In the last years of the 20th Century and certainly the first years of the 21st Century, we have seen an assault on just about any aspect or symbol of the Confederate States of America. Certainly number one target on the list has been the "Confederate flag" although exactly what Confederate flag at times is unknown, but generally the naval jack. The NAACP has called for its removal from any government owned property – state, local, or Federal. Kids have been booted from schools for wearing clothing with the Confederate flag, any style or version of the flag, and even the name "Dixie." The NCAA has punished college and university sports programs in South Carolina and Mississippi because their states either feature the Confederate flag on a memorial or as a part of their state flag. Local governments have been pressured to ban re-enactors from parks and battlefields because they "glorify" the Southern military that existed in the 1860’s. And finally, the pressure groups have taken up the task of recreating a respected citizen and soldier as a worthless racist in the two hundredth year of his birth.

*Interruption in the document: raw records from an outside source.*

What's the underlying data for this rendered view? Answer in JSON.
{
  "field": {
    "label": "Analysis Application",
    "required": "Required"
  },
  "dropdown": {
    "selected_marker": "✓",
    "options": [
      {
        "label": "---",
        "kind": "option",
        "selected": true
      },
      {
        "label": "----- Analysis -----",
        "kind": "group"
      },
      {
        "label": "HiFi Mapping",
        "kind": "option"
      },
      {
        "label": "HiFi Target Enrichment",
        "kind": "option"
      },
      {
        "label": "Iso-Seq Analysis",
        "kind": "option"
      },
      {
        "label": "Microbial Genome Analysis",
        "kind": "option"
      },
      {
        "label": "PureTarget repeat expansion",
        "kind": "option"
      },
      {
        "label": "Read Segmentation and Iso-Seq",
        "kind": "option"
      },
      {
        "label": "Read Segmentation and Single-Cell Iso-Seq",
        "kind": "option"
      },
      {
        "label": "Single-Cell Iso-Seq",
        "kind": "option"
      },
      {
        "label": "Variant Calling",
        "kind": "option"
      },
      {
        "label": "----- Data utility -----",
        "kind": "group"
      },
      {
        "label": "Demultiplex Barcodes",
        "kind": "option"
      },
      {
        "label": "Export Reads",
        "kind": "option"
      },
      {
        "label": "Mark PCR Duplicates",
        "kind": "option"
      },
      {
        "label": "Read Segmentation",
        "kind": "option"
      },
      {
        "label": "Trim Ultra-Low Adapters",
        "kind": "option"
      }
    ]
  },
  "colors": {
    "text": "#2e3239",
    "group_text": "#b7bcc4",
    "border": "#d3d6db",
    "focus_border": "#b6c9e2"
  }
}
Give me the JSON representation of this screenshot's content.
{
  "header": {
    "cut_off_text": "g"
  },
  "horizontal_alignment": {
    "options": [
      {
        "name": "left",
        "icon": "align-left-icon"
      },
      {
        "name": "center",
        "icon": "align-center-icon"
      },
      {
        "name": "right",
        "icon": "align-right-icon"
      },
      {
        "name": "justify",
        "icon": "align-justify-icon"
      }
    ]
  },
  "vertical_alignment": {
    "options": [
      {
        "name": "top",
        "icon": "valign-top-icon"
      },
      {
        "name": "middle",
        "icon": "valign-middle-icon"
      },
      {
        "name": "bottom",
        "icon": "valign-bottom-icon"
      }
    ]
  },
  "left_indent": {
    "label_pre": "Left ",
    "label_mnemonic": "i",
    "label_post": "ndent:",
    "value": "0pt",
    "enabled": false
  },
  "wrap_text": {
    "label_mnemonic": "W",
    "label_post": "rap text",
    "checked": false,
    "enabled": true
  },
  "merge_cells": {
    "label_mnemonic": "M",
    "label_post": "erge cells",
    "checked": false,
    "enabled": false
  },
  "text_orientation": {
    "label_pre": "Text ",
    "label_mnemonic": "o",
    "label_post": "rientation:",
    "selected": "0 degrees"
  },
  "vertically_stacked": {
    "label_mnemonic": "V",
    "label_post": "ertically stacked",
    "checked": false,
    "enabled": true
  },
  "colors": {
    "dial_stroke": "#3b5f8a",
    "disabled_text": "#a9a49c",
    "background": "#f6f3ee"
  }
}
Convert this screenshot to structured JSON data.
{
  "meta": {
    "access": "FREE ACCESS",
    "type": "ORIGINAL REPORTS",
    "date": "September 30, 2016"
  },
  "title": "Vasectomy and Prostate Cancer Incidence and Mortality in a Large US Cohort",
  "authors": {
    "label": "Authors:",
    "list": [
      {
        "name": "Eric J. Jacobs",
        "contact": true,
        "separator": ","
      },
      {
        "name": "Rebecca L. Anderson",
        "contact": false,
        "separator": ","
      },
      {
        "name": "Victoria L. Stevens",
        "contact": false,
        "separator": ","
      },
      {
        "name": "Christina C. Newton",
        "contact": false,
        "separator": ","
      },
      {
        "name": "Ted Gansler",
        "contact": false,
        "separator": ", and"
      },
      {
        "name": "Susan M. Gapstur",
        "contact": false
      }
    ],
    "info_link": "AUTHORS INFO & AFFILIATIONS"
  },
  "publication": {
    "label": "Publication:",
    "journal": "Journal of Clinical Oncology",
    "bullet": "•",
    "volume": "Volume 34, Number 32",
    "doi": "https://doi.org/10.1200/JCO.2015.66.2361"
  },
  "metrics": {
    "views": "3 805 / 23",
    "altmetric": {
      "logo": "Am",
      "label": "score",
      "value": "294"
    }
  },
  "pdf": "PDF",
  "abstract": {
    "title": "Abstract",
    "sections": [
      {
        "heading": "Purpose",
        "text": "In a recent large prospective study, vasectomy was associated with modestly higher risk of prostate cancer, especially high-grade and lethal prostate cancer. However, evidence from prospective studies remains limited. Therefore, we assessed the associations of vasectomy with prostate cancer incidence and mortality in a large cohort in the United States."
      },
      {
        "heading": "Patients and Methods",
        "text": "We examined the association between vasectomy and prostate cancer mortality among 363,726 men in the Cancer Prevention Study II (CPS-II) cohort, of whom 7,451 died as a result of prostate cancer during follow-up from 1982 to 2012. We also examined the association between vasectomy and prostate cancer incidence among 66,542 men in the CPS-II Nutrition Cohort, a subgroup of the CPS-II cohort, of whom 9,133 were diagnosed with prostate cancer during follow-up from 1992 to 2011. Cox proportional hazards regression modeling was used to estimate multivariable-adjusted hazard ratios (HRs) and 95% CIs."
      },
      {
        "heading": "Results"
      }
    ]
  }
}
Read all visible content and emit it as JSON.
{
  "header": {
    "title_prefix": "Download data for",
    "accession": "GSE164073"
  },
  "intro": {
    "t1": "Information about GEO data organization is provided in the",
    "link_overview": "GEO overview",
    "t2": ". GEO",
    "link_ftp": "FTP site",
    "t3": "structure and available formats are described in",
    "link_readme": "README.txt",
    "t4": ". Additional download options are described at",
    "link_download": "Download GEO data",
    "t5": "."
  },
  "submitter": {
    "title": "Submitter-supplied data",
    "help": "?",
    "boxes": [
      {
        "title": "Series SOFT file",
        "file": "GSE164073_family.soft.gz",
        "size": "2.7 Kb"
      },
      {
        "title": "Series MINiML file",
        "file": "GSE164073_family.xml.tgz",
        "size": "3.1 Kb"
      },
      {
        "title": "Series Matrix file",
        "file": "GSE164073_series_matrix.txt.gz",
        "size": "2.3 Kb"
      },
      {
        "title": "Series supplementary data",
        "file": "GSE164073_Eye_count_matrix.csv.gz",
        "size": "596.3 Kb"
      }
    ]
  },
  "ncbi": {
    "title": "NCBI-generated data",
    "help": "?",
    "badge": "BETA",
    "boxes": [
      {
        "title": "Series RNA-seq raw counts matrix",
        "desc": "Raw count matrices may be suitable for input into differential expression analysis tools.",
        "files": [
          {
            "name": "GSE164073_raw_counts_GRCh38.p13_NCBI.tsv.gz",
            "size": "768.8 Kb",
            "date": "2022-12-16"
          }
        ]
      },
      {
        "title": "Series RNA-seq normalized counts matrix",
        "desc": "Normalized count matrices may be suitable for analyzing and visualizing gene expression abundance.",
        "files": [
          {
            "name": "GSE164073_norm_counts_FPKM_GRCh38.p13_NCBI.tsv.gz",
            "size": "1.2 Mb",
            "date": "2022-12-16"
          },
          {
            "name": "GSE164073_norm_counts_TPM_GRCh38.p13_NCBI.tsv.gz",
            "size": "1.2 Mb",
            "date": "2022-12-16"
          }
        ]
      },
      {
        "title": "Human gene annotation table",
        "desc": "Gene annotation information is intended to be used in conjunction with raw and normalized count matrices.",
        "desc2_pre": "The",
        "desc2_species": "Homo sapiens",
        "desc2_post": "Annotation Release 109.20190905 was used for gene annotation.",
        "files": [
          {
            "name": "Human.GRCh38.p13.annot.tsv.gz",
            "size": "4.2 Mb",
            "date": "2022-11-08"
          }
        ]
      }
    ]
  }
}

First, the Confederate flag never deprived any child of an education. It is funny that we have urban schools with virtually no white students (and therefore no Confederate clothing or flags) that have consistently low achievement test scores and a maximum of violence. In so-called modern integrated schools we have calls to ban Confederate clothing because it will promote violence. That brings to question: Who runs the school? Rowdy students or the administration. In my student days, students who were so overwhelmed by a lack of respect for their fellow students who were assaulted, were pulled into the principal’s office and had their butts worn out with an oak paddle and/or thrown out of school. If you had a town hall meeting with Democrats and Republicans with heated debate is violence to be tolerated because of viewpoint? If fists were thrown, the person who started it would be jailed for assault no matter what the topic. Why isn’t that enforced within our schools? Where is this concept known as respect to all viewpoints? That is what separates and elevates us from the false dictatorships in Third World countries.

Second, we have elected government in this country at the local, state, and national level. We have elections and the voters settle who and what party. If the elected legislature of South Carolina — which includes black members elected by black voters — decides on an on-the-statehouse-grounds Confederate memorial, that’s the decision. If you don’t like the decision try the constitutionally proclaimed process at the next election, put someone in office who agrees with your views. But in the meantime don’t meddle with the process of government that wisely was invented over two hundred years ago – because it works. Many of those people being punished in South Carolina and Mississippi are common citizens and the players on teams — black and white — who have no control of elected legislatures. It was nice the NCAA ban was not extended. Now it is time for a legal citizen of one or both of the affected states to file suit and get rid of it entirely.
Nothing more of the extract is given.